Staunton, Sept. 24 – Putin’s expanded war in Ukraine has already led to the loss of three percent of the 1500 remaining Saamis in northwestern Russia, a development that has attracted attention as has the return of two Russian criminals who killed a Saami but now have come back after service in the Wagner PMC as heroes.
But a more serious threat to the future of Russia’s Saami nation involves Moscow’s plans to develop lithium and palladium mining in the remaining Saami areas inside the Russian Federation to compensate for the cutting off of supplies of these two rare earth minerals from Western countries (severreal.org/a/narod-zapugan-podavlen-chto-zhdet-saamov-iz-za-voyny/32606238.html and vedomosti.ru/business/articles/2022/09/13/940517-sozdat-dobichu-redkih-metallov).

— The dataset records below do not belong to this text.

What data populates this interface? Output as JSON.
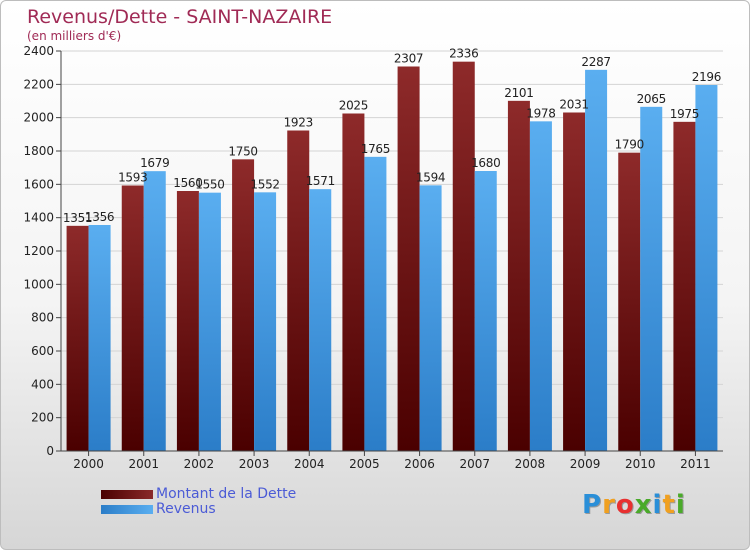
{
  "title": "Revenus/Dette - SAINT-NAZAIRE",
  "subtitle": "(en milliers d'€)",
  "logo": {
    "text": "Proxiti",
    "letters": [
      "P",
      "r",
      "o",
      "x",
      "i",
      "t",
      "i"
    ],
    "letter_colors": [
      "#2a8fd8",
      "#f0a020",
      "#e83030",
      "#4aaa2a",
      "#2a8fd8",
      "#f0a020",
      "#4aaa2a"
    ]
  },
  "chart_data": {
    "type": "bar",
    "categories": [
      "2000",
      "2001",
      "2002",
      "2003",
      "2004",
      "2005",
      "2006",
      "2007",
      "2008",
      "2009",
      "2010",
      "2011"
    ],
    "series": [
      {
        "name": "Montant de la Dette",
        "color": "#7a1a1a",
        "values": [
          1351,
          1593,
          1560,
          1750,
          1923,
          2025,
          2307,
          2336,
          2101,
          2031,
          1790,
          1975
        ],
        "labels": [
          "1351",
          "1593",
          "1560",
          "1750",
          "1923",
          "2025",
          "2307",
          "2336",
          "2101",
          "2031",
          "1790",
          "1975"
        ]
      },
      {
        "name": "Revenus",
        "color": "#4a9fe0",
        "values": [
          1356,
          1679,
          1550,
          1552,
          1571,
          1765,
          1594,
          1680,
          1978,
          2287,
          2065,
          2196
        ],
        "labels": [
          "1356",
          "1679",
          "1550",
          "1552",
          "1571",
          "1765",
          "1594",
          "1680",
          "1978",
          "2287",
          "2065",
          "2196"
        ]
      }
    ],
    "yticks": [
      0,
      200,
      400,
      600,
      800,
      1000,
      1200,
      1400,
      1600,
      1800,
      2000,
      2200,
      2400
    ],
    "ylim": [
      0,
      2400
    ],
    "grid": true,
    "legend_position": "bottom-left"
  }
}
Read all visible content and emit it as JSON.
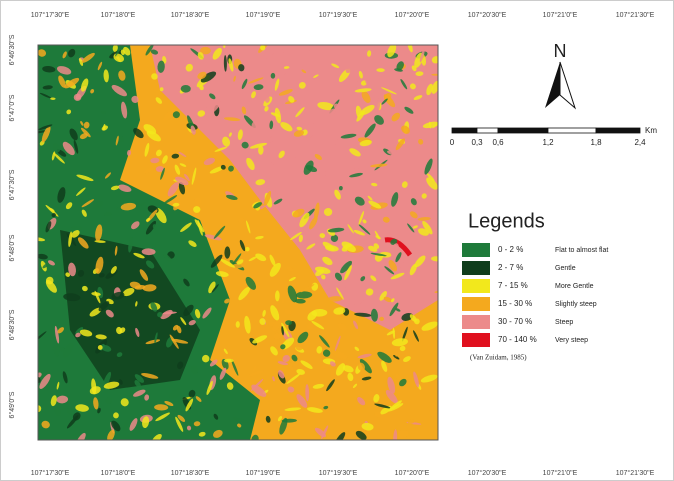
{
  "top_labels": [
    "107°17'30\"E",
    "107°18'0\"E",
    "107°18'30\"E",
    "107°19'0\"E",
    "107°19'30\"E",
    "107°20'0\"E",
    "107°20'30\"E",
    "107°21'0\"E",
    "107°21'30\"E"
  ],
  "bottom_labels": [
    "107°17'30\"E",
    "107°18'0\"E",
    "107°18'30\"E",
    "107°19'0\"E",
    "107°19'30\"E",
    "107°20'0\"E",
    "107°20'30\"E",
    "107°21'0\"E",
    "107°21'30\"E"
  ],
  "left_labels": [
    "6°46'30\"S",
    "6°47'0\"S",
    "6°47'30\"S",
    "6°48'0\"S",
    "6°48'30\"S",
    "6°49'0\"S"
  ],
  "north": "N",
  "scale": {
    "unit": "Km",
    "labels": [
      "0",
      "0,3",
      "0,6",
      "1,2",
      "1,8",
      "2,4"
    ]
  },
  "legend": {
    "title": "Legends",
    "items": [
      {
        "range": "0 - 2 %",
        "description": "Flat to almost flat",
        "color": "#1e7a3a"
      },
      {
        "range": "2 - 7 %",
        "description": "Gentle",
        "color": "#0f3d1c"
      },
      {
        "range": "7 - 15 %",
        "description": "More Gentle",
        "color": "#f2e81c"
      },
      {
        "range": "15 - 30 %",
        "description": "Slightly steep",
        "color": "#f4a91e"
      },
      {
        "range": "30 - 70 %",
        "description": "Steep",
        "color": "#ec8a8a"
      },
      {
        "range": "70 - 140 %",
        "description": "Very steep",
        "color": "#e0101e"
      }
    ],
    "source": "(Van Zuidam, 1985)"
  }
}
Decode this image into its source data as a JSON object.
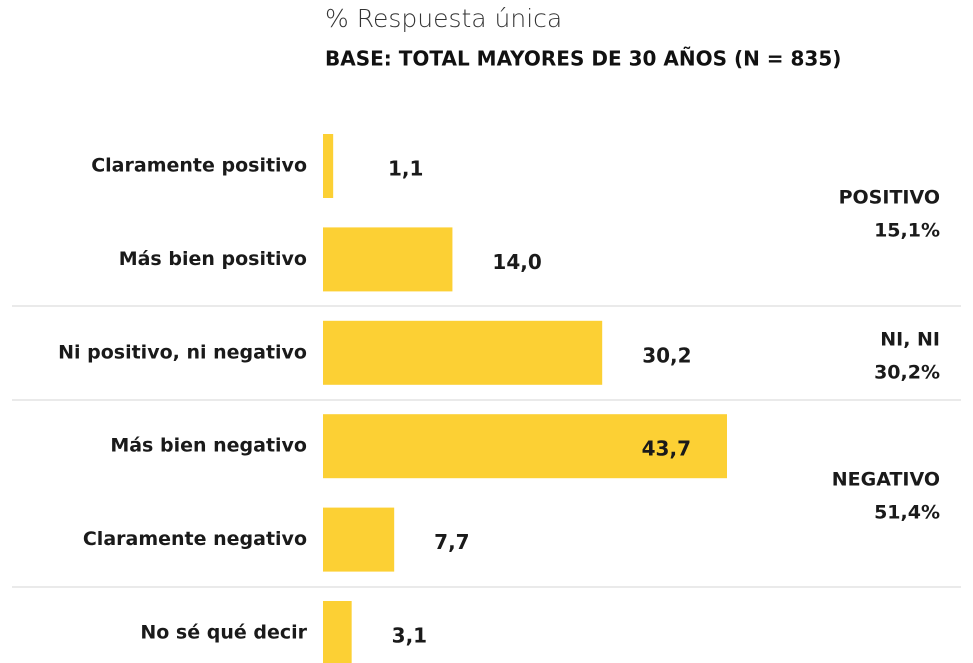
{
  "chart_data": {
    "type": "bar",
    "orientation": "horizontal",
    "title": "% Respuesta única",
    "subtitle": "BASE: TOTAL MAYORES DE 30 AÑOS (N = 835)",
    "categories": [
      "Claramente positivo",
      "Más bien positivo",
      "Ni positivo, ni negativo",
      "Más bien negativo",
      "Claramente negativo",
      "No sé qué decir"
    ],
    "values": [
      1.1,
      14.0,
      30.2,
      43.7,
      7.7,
      3.1
    ],
    "value_labels": [
      "1,1",
      "14,0",
      "30,2",
      "43,7",
      "7,7",
      "3,1"
    ],
    "color": "#fcd034",
    "groups": [
      {
        "name": "POSITIVO",
        "value": 15.1,
        "value_label": "15,1%"
      },
      {
        "name": "NI, NI",
        "value": 30.2,
        "value_label": "30,2%"
      },
      {
        "name": "NEGATIVO",
        "value": 51.4,
        "value_label": "51,4%"
      }
    ]
  }
}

Lithium and palladium are important components in batteries and catalytic converters, but they are notoriously difficult to mine and handle. If Moscow’s plan to mine both in the Murmansk areas where Russia’s Saami live, much of the remaining traditional environment is likely to be destroyed and with it the basis of their national survival.
Few Saami activists remain at large in Russia and most of the remaining population is too frightened to complain, but the larger Saami populations in Scandinavia – there are 60,000 Saami in Norway, 15,000 in Sweden and 5,000 in Finland – are alarmed and have been calling for the Scandinavian countries to take in the remaining Saami of Russia.
They have had some success: Even though Norway has stopped issuing visas to Russians, Oslo has made an exception in the case of the Saami and some of them have emigrated. But Moscow has launched a propaganda campaign against that and so the numbers have still be small (indigenous-russia.com/archives/26889).